"Not only do the high priests of market share have it wrong, they have it exactly backwards. The company with the lower market share and the higher profits has all of the leverage. The goal is to INCREASE, not decrease, the ratio of profits to market share. Increasing market share at the cost of profits is a recipe for disaster, not a formula for success.While this view may be tactically correct, at least in terms of short-term financial performance, it is hopelessly naive strategically.
Apple may or may not do well in the future but right now, and contrary to popular belief, they are winning the smartphone wars and winning them handily."
If smartphone profits were the primary source of investment cash for players in the market, yes, Apple would have an overwhelming advantage. Its ability to invest more money into product refinement would allow it to outdistance its competition handily. This is the dynamic that applies in consumer packaged goods.
But the fact is, the players in the Android ecosystem (Google, Samsung, et al) do not rely on smartphone sales for the majority of their profits. For them, the smartphone is a strategic investment, and is judged internally on strategic, rather than financial grounds.

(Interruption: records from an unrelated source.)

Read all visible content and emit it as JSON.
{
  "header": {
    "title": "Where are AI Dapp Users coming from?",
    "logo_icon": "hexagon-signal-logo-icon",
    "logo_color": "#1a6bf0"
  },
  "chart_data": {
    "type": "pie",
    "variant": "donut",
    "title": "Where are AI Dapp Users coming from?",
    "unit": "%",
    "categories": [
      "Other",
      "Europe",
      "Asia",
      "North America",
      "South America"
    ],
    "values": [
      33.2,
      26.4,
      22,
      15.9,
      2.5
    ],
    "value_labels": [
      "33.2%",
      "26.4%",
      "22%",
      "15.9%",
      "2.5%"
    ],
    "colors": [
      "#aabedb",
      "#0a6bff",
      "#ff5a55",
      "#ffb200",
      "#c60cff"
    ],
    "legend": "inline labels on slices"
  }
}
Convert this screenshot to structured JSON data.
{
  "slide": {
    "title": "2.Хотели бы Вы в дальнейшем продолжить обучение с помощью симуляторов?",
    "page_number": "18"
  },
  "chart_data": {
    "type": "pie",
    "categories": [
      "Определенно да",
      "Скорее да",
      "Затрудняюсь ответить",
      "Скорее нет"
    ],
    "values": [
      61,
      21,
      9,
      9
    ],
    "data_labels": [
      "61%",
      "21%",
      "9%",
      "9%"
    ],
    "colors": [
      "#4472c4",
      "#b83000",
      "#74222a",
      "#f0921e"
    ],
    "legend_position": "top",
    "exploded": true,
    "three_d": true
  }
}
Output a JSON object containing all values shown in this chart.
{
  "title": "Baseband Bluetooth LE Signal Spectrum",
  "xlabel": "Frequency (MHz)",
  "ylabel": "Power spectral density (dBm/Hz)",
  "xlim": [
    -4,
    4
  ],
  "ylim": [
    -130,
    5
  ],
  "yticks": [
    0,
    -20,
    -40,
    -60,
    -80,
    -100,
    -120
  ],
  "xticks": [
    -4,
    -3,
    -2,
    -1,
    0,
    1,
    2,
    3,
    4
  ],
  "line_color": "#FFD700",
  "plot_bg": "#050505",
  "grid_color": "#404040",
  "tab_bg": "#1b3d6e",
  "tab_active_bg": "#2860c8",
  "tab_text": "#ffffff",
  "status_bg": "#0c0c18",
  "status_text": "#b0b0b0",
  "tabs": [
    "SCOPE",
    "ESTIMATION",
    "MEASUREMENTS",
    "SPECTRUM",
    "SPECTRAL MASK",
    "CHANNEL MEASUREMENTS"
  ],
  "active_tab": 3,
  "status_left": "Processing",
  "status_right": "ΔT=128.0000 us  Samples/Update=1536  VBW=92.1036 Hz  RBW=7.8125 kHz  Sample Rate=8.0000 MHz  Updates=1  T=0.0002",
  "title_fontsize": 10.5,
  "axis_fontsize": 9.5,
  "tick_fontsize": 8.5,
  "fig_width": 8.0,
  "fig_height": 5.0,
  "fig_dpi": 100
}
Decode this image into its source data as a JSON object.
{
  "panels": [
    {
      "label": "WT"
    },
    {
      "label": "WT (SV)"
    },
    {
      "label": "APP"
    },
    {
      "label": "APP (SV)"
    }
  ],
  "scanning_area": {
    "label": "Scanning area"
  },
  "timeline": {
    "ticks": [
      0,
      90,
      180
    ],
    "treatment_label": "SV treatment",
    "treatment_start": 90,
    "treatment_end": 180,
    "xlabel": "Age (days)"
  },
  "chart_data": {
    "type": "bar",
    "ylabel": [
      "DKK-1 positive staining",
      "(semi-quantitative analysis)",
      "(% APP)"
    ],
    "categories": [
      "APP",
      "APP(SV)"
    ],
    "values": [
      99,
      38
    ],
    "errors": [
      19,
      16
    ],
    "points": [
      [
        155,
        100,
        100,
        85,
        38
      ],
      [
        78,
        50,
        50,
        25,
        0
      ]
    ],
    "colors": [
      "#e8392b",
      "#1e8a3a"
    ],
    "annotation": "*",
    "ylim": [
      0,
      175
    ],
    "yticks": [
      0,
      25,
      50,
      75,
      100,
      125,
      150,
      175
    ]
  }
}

At the end of the day, market share is the best measure of market control. Smartphones are valuable inasmuch as they help capture the other spending of their owners; if Android were able to control 90% of the market, it wouldn't matter if Apple made more profits than any other handset maker. Google would have what it wants, which is its web browser and search engine and cloud services in the vast majority of hands.
Back in the mid-1980s, Apple under Sculley pursued profits rather than market share. That shortsightedness nearly killed the company, which was only saved by Steve Jobs' return. If Apple lets the same thing happen again, Steve won't be able to ride to the rescue.